Black Honey @ Headrow House 15/10

As I stand in the venue room of Leeds’ newest hipster hang out, Headrow House, I can’t help but feel a little bit unsettled. Everything about the place, with its over-priced craft bears and minimal, industrial-style design scheme just feels somewhat forced; the aim for cool and chic has come off as cold and characterless. And, in a weird way, I feel like I can almost say the same for tonight’s headline band, Black Honey.

On the one hand, I really want to like them. They do have some undeniably catchy tracks, and they’re a lot of fun to watch onstage. Set opener ‘Spinning’ Wheel” stretches a rich, brooding vocal over a Western soundscape, which would be as fitting in the pivotal scene of a Tarantino film as it would in the basement of your local indie club. ‘Madonna’ ticks every box in terms of a pure indie pop banger; its array of distorted guitar sounds climaxing in an angst filled yet passionate chorus.
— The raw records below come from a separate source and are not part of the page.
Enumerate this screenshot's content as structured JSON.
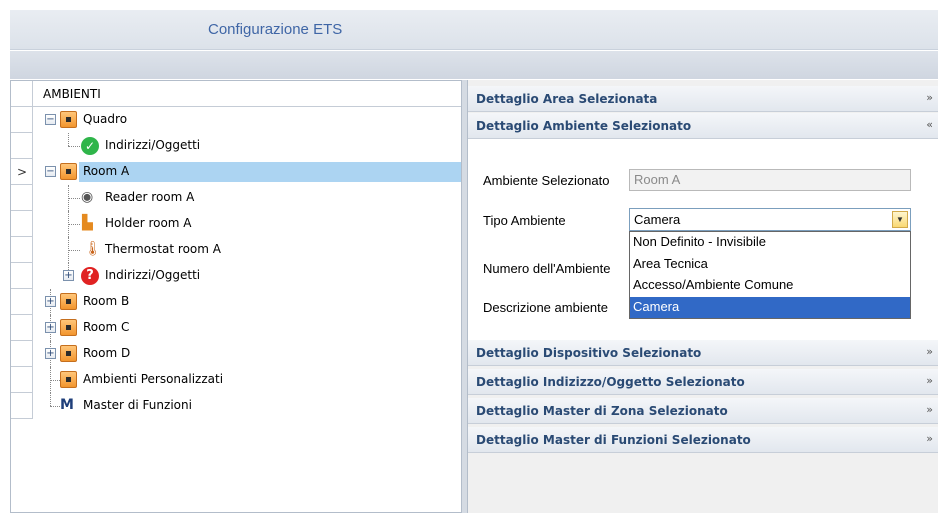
{
  "window": {
    "title": "Configurazione ETS"
  },
  "tree": {
    "column_header": "AMBIENTI",
    "rows": [
      {
        "label": "Quadro"
      },
      {
        "label": "Indirizzi/Oggetti"
      },
      {
        "label": "Room A"
      },
      {
        "label": "Reader room A"
      },
      {
        "label": "Holder room A"
      },
      {
        "label": "Thermostat room A"
      },
      {
        "label": "Indirizzi/Oggetti"
      },
      {
        "label": "Room B"
      },
      {
        "label": "Room C"
      },
      {
        "label": "Room D"
      },
      {
        "label": "Ambienti Personalizzati"
      },
      {
        "label": "Master di Funzioni"
      }
    ]
  },
  "details": {
    "sections": [
      {
        "label": "Dettaglio Area Selezionata",
        "chevron": "»"
      },
      {
        "label": "Dettaglio Ambiente Selezionato",
        "chevron": "«"
      },
      {
        "label": "Dettaglio Dispositivo Selezionato",
        "chevron": "»"
      },
      {
        "label": "Dettaglio Indizizzo/Oggetto Selezionato",
        "chevron": "»"
      },
      {
        "label": "Dettaglio Master di Zona Selezionato",
        "chevron": "»"
      },
      {
        "label": "Dettaglio Master di Funzioni Selezionato",
        "chevron": "»"
      }
    ],
    "form": {
      "ambiente_label": "Ambiente Selezionato",
      "ambiente_value": "Room A",
      "tipo_label": "Tipo Ambiente",
      "tipo_value": "Camera",
      "numero_label": "Numero dell'Ambiente",
      "descrizione_label": "Descrizione ambiente",
      "tipo_options": [
        "Non Definito - Invisibile",
        "Area Tecnica",
        "Accesso/Ambiente Comune",
        "Camera"
      ]
    }
  },
  "icons": {
    "room": "room-icon",
    "check": "check-icon",
    "warning": "warning-icon",
    "reader": "reader-icon",
    "holder": "holder-icon",
    "thermostat": "thermostat-icon",
    "master": "master-icon"
  },
  "colors": {
    "selection": "#acd4f2",
    "accent": "#2a4a74",
    "dropdown_selected": "#3169c6"
  }
}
And throughout the show the band remain tight, both in terms of technical ability and stage presence. Front woman Izzy B Phillips feeds off the crowds energy, flailing her blonde pig tails around as she shreds on bass, never once coming off as too cool to let us know she’s having a good time.
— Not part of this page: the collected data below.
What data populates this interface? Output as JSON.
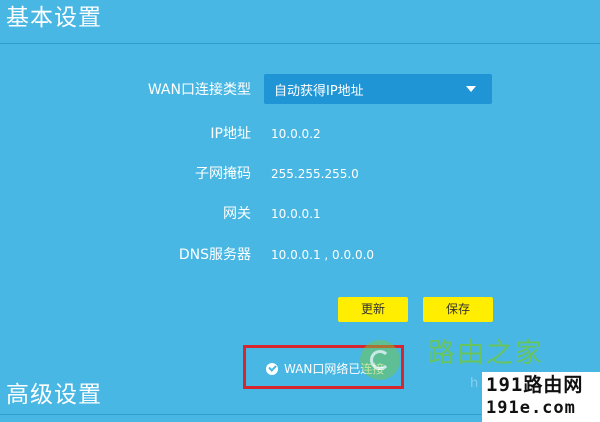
{
  "sections": {
    "basic_title": "基本设置",
    "advanced_title": "高级设置"
  },
  "form": {
    "wan_type_label": "WAN口连接类型",
    "wan_type_value": "自动获得IP地址",
    "ip_label": "IP地址",
    "ip_value": "10.0.0.2",
    "mask_label": "子网掩码",
    "mask_value": "255.255.255.0",
    "gateway_label": "网关",
    "gateway_value": "10.0.0.1",
    "dns_label": "DNS服务器",
    "dns_value": "10.0.0.1 , 0.0.0.0"
  },
  "buttons": {
    "refresh_label": "更新",
    "save_label": "保存"
  },
  "status": {
    "text": "WAN口网络已连接",
    "highlight_color": "#d7262e"
  },
  "watermark": {
    "brand_text": "路由之家",
    "site_fragment": "h",
    "badge_line1": "191路由网",
    "badge_line2": "191e.com"
  },
  "colors": {
    "background": "#48b7e3",
    "select_bg": "#1f95d6",
    "button_bg": "#ffee00"
  },
  "icons": {
    "select_arrow": "caret-down-icon",
    "status": "check-circle-icon",
    "watermark_logo": "logo-icon"
  }
}
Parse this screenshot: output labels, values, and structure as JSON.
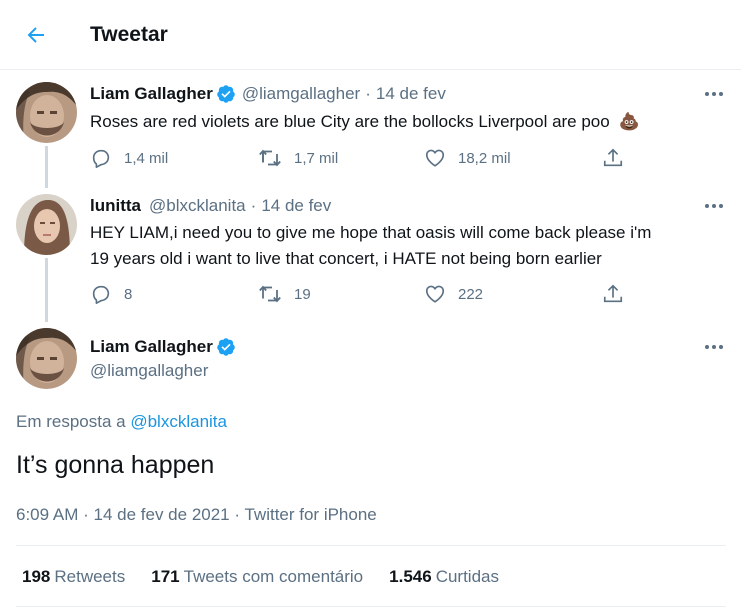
{
  "header": {
    "title": "Tweetar",
    "back_icon": "arrow-left-icon"
  },
  "colors": {
    "accent": "#1da1f2",
    "muted": "#5b7083",
    "line": "#ced8de",
    "verified": "#1da1f2"
  },
  "tweets": [
    {
      "name": "Liam Gallagher",
      "verified": true,
      "handle": "@liamgallagher",
      "date": "14 de fev",
      "text": "Roses are red violets are blue City are the bollocks Liverpool are poo",
      "emoji": "💩",
      "replies": "1,4 mil",
      "retweets": "1,7 mil",
      "likes": "18,2 mil"
    },
    {
      "name": "lunitta",
      "handle": "@blxcklanita",
      "date": "14 de fev",
      "text_line1": "HEY LIAM,i need you to give me hope that oasis will come back please i'm",
      "text_line2": "19 years old i want to live that concert, i HATE not being born earlier",
      "replies": "8",
      "retweets": "19",
      "likes": "222"
    }
  ],
  "main_tweet": {
    "name": "Liam Gallagher",
    "verified": true,
    "handle": "@liamgallagher",
    "reply_prefix": "Em resposta a",
    "reply_handle": "@blxcklanita",
    "text": "It’s gonna happen",
    "time": "6:09 AM",
    "date": "14 de fev de 2021",
    "source": "Twitter for iPhone",
    "dot": "·",
    "stats": {
      "retweets_count": "198",
      "retweets_label": "Retweets",
      "quotes_count": "171",
      "quotes_label": "Tweets com comentário",
      "likes_count": "1.546",
      "likes_label": "Curtidas"
    }
  }
}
However, despite all this, I can’t help but feel like the band is borrowing too heavily from other prominent bands in the indie/grunge/pop scene. As catchy as ‘Madonna’ is, the verses could easily have been lifted from a Menace Beach track and spliced with pretty much any Wolf Alice chorus. There’s something about their music which feels somewhat unoriginal and altogether a little manufactured, as if it was cooked up in a lab by a label executive to sell expensive T-shirts to teen fans (go to their merchandise desk and you’ll pay £5 for a two track CD, or you can even shell out for one of their old drum skins). Give the band a quick Google, and most of the articles you find will focus on their marketing rather than their music – secret identities, a cryptic Whatsapp fan messaging campaign and selling their “limited edition demo CDs” on eBay for fifty quid a pop.

Although they’re definitely accomplished musicians they rarely play anything that I don’t feel like I’ve heard done better by another band (aforementioned “Spinning Wheel” being maybe the only exception). Although they are enjoyable to watch, I come away from tonight drawing the conclusion that Black Honey ultimately leaves a bitter taste.